Cliff was born in 1925 in Yantai (formerly, Chefoo) to Howard and Mary Cliff, both pharmacists who were working as missionaries with the China Inland Mission (CIM). As part of the Chefoo School, a boarding school of the CIM, Cliff was interned by the Japanese at the Weixian Internment Camp from 1943 until 1945, when the camp was freed by American paratroopers.[1]

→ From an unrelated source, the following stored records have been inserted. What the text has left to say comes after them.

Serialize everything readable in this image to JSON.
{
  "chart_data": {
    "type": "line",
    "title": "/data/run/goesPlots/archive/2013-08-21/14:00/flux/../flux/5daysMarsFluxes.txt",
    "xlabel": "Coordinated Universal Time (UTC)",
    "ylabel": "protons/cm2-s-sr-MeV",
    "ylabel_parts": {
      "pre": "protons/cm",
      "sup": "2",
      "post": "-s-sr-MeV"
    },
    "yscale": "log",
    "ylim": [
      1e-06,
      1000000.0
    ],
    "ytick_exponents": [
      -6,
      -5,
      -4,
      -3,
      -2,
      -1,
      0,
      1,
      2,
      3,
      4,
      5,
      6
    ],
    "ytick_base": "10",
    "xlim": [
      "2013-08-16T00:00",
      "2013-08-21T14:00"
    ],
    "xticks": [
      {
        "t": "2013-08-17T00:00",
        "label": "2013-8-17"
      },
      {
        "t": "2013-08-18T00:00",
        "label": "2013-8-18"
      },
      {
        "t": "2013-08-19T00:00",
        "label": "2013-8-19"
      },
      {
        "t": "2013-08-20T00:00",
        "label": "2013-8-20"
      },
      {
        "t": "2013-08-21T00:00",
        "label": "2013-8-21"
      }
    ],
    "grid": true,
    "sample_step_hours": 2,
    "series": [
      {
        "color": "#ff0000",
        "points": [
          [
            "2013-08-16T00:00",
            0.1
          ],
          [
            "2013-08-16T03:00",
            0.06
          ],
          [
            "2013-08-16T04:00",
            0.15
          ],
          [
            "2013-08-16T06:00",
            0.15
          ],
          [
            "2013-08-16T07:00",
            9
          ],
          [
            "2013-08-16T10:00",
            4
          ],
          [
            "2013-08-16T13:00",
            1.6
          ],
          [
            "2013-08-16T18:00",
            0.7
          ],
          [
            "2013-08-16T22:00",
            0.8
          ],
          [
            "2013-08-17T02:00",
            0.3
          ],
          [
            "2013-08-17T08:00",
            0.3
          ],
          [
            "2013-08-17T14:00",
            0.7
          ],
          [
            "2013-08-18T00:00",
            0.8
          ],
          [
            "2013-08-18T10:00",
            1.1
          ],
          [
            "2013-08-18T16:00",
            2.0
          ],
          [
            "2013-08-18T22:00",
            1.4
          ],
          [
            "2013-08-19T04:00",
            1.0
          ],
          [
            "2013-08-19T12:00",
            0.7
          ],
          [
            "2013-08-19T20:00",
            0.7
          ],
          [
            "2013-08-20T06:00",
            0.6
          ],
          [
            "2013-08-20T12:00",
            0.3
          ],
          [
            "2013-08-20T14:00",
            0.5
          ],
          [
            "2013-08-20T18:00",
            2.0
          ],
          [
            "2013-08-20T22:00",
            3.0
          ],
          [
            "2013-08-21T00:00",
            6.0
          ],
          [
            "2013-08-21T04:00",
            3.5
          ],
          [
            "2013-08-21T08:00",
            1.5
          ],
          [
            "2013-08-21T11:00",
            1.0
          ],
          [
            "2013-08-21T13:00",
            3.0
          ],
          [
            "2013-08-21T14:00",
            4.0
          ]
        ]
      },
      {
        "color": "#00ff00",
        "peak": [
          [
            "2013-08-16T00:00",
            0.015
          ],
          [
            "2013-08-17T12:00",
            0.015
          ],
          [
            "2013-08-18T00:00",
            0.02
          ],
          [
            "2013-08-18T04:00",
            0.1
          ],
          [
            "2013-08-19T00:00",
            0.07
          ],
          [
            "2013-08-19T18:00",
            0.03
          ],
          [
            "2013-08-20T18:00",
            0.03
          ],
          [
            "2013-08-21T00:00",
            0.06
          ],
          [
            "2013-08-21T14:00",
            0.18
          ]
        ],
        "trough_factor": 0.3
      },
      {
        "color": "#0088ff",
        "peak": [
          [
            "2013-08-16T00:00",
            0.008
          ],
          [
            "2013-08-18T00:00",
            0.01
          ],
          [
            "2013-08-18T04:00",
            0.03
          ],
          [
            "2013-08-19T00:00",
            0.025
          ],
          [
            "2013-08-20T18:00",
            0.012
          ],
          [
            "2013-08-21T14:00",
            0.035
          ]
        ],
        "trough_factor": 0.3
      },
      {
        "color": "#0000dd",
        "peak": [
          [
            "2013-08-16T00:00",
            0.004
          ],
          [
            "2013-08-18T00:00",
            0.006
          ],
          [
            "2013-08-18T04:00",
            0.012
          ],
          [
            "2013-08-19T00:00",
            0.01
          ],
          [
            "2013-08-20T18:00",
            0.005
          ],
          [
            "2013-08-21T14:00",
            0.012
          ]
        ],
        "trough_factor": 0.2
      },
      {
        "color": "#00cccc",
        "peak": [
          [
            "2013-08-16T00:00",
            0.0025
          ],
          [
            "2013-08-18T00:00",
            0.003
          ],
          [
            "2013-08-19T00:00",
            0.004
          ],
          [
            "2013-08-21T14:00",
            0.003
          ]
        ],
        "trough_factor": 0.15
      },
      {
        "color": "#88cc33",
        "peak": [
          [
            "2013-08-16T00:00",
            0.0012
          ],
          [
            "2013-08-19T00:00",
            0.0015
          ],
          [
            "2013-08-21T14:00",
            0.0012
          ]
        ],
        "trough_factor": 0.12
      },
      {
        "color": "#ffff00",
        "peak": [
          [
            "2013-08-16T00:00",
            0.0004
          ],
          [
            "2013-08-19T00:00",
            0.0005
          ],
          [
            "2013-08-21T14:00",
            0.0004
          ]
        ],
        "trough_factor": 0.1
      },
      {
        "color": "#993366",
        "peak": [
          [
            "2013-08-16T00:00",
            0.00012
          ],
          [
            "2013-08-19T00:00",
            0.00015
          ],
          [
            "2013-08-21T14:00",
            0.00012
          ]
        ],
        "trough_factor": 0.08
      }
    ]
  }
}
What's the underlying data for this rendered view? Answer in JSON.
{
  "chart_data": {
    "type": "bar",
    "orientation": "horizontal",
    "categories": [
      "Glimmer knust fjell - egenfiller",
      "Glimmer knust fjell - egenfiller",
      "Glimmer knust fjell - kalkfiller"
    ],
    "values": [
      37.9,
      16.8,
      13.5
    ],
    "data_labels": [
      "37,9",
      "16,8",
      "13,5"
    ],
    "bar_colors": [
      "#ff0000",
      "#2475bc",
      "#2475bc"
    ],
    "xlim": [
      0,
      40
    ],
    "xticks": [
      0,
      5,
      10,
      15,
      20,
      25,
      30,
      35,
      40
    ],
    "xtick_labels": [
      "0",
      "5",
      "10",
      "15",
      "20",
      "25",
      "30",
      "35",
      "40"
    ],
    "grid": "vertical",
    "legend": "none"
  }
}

Cliff later went on to pursue a B.A. from the University of South Africa and a B.Com. from Rhodes University. He worked as a minister and an accountant for the United Reformed Church in South Africa, before returning to Britain due to poor health.[1] Back in the UK, Cliff earned an MPhil at the Open University in 1983, writing a thesis on the theology of Watchman Nee,[2] and a PhD at Buckingham University in 1995, writing a thesis on the history of Protestant missions in Shandong Province.[3]

Works authored

  • Prisoners of the Samurai: Japanese Civilian Camps, 1941-1945
  • Fierce the Conflict (2001)
  • White Cliffs of Hangzhou
  • Life and Theology of Watchman Nee : Including a Study of the Little Flock
  • A Heart for China: The Gripping Story of Benjamin Broomhall
  • A Flame of Sacred Love
  • Courtyard of the Happy Way


  1. ^ a b Horne, Estelle Cliffe. "The Life and Testimony of Norman Howard Cliff, 1925-2007". Weihsien. Archived from the original on 22 August 2016. Retrieved 7 February 2018.
  2. ^ Cliff, Norman Howard (1983). The Life and Theology of Watchman Nee, Including a Study of the Little Flock Movement Which he Founded (MPhil thesis). Open University.
  3. ^ Cliff, Norman Howard (1995). A history of the Protestant movement in Shandong Province, China, 1859-1951 (PhD thesis). University of Buckingham. ProQuest 304301557.